Disrupted sleep linked to early Alzheimer's disease

Alzheimer's disease is a progressive disease that can takes years or decades to fully develop before symptoms appear. A potential early warning sign of Alzheimer’s disease now being explored is a connection with poor sleep patterns caused by disruptions to the biological clock’s circadian rhythm.

Disturbances in the circadian rhythm are linked to an increased risk of metabolic disease and inflammation – factors also linked to neural damage. As the circadian rhythm is further disturbed, fragmented sleep marked by changes in the sleep-wake cycle are seen and these changes are also seen in Alzheimer’s disease.

So could disruption in the circadian rhythm be a very early sign of Alzheimer’s disease? To explore this, researchers followed the sleep cycles of 189 healthy adults with an average age of 66 years with no signs of cognitive impairment. They also did brain imaging to look for amyloid protein build-up in the brain – a key hallmark for the presence of Alzheimer’s disease.

Most of the people had normal sleep cycles and no signs of amyloid protein build-up. But for the 50 people identified with evidence of amyloid protein build-up, disruption of their body clocks was a common feature. For those people, they were still getting adequate sleep, but it was fragmented with cycles of sleeping and waking.

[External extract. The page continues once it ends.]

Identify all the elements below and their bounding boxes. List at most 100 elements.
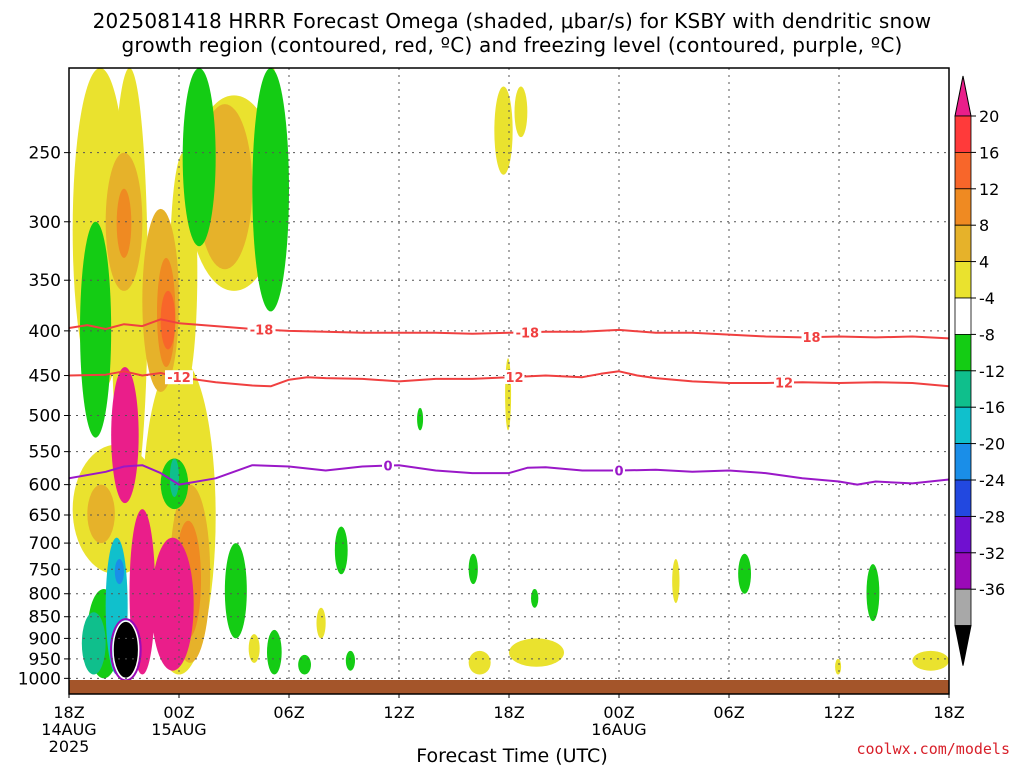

The big question is which comes first? Do poor sleep patterns lead to amyloid protein build-up or do brain changes from early stage Alzheimer’s disease result in trouble sleeping? Scientists don’t have an answer to this yet, but it is possible that both are related to each other. Good quality sleep is important for health, so changes in normal sleep patterns could be a marker for a range of health problems.

But we also know that once these build-ups exist, people have difficulty getting that cleansing deep sleep. In other words, regular poor sleep could lead to a vicious cycle which makes it harder to achieve the rest the brain needs.

Implications

Sleep disruption could be a very early warning sign of declining brain health that could eventually lead to Alzheimer’s disease. Future research may use this disruption as both a screening tool and a potential target to intervene to improve sleep early in the disease development process.

References

Musiek ES et al. Circadian rest-activity pattern changes in aging and preclinical Alzheimer disease. JAMA Neurology Epub online January 29, 2018. doi: 10.1001/jamaneurol.2017.4719.